「人を好きになるって理屈ではないのよ」
ボソリとこぼれた母さんの言葉が、私の心に刺さる。

そう言えば昔、「人を好きになるのって本能なんだけれどね」って尊人にも言われたな。
その時は気にしてもいなかったけれど。

「父さんといると、それだけで幸せだったわ。すべてを捨ててでもこの人と共に生きたいと思えて、実家を出ることにもためらいはなかった」
「でも、そのせいで母さんはずいぶん苦労をしたでしょ?」
慣れない環境で頼る両親もいなくて、きっと心細かったはず。

「私はね、苦労をしたとは思っていないのよ。もちろん実家の両親には申し訳なかったと思うけれど、すべてを捨ててでもと思える人に出会えて、そして愛されて、私は幸せ者だわ。

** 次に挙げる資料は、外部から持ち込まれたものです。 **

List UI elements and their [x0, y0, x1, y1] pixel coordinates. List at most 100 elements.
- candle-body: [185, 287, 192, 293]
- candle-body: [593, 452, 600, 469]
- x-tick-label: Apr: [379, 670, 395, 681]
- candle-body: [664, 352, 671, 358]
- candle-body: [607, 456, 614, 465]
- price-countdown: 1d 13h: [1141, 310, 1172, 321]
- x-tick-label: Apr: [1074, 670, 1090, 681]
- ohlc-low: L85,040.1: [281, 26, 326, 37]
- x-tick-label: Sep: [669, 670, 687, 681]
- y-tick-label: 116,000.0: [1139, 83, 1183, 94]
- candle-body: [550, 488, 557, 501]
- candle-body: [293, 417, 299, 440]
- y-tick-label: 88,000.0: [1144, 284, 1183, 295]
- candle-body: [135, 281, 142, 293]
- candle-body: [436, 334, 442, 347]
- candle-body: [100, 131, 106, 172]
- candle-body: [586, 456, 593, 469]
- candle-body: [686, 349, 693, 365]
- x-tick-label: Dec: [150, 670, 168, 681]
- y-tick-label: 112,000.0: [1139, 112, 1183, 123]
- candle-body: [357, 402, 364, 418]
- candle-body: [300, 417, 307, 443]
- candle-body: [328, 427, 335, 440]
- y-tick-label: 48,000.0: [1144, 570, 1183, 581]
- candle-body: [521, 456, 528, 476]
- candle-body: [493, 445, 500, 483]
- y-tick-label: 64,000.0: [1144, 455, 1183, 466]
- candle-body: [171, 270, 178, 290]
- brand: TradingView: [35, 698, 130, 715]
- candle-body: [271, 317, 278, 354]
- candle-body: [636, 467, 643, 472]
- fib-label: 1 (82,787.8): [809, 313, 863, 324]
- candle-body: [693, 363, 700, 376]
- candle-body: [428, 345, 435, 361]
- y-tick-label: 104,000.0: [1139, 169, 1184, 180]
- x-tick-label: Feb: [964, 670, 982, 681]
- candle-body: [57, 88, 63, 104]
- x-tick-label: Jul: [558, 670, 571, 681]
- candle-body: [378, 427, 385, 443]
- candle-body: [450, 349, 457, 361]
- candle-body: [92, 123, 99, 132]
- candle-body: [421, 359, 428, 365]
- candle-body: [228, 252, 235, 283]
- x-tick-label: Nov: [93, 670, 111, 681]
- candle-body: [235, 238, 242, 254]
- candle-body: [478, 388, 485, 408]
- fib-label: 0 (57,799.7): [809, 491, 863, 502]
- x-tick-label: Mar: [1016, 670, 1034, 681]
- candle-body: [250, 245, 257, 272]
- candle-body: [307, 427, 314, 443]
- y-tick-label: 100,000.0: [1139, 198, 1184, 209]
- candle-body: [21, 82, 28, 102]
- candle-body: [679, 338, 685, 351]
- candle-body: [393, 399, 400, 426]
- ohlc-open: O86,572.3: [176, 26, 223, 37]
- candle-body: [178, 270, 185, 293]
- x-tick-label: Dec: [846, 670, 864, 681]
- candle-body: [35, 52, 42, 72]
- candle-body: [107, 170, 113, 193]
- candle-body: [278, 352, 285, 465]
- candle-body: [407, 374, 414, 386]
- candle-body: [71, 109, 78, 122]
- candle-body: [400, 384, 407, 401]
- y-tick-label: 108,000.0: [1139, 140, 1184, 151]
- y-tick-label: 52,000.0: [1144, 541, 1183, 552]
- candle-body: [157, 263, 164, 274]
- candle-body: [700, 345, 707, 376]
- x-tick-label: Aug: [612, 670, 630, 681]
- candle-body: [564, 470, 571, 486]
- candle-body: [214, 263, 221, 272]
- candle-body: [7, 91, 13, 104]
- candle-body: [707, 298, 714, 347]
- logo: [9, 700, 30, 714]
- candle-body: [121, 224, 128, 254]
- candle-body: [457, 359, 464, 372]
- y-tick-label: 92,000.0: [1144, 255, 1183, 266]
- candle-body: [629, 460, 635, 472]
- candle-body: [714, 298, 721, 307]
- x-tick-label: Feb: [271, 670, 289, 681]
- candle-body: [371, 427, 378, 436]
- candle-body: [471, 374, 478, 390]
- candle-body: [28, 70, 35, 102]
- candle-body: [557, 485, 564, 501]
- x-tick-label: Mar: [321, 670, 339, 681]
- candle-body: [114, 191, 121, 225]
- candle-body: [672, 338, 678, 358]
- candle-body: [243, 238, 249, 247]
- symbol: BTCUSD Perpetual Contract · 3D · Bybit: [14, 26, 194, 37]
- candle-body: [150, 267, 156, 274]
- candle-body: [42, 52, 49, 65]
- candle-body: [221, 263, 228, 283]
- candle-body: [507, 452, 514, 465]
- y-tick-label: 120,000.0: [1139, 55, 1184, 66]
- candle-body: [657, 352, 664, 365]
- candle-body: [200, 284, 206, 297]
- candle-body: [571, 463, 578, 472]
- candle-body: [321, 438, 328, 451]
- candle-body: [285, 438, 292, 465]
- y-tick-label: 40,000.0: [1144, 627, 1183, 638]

世の中には何十億もの人がいるのよ。その中でお互いにこの人だって思える人に出会うのって運命だと思うわ」
「そう、かもしれないわね」

考えてみればこの五年間、私は尊人を忘れたことは無かった。
いつも頭の片隅に彼がいた。
それはある意味恋し続けていたってことかもしれないな。

「沙月、あなたは自分の思う道を生きなさい。たとえそれがどんなものでも、母さんは応援するわ」
「母さん。親不孝な娘でごめんなさい」
病室のベットの上に座る母を抱きしめて、私はいつの間にか泣いていた。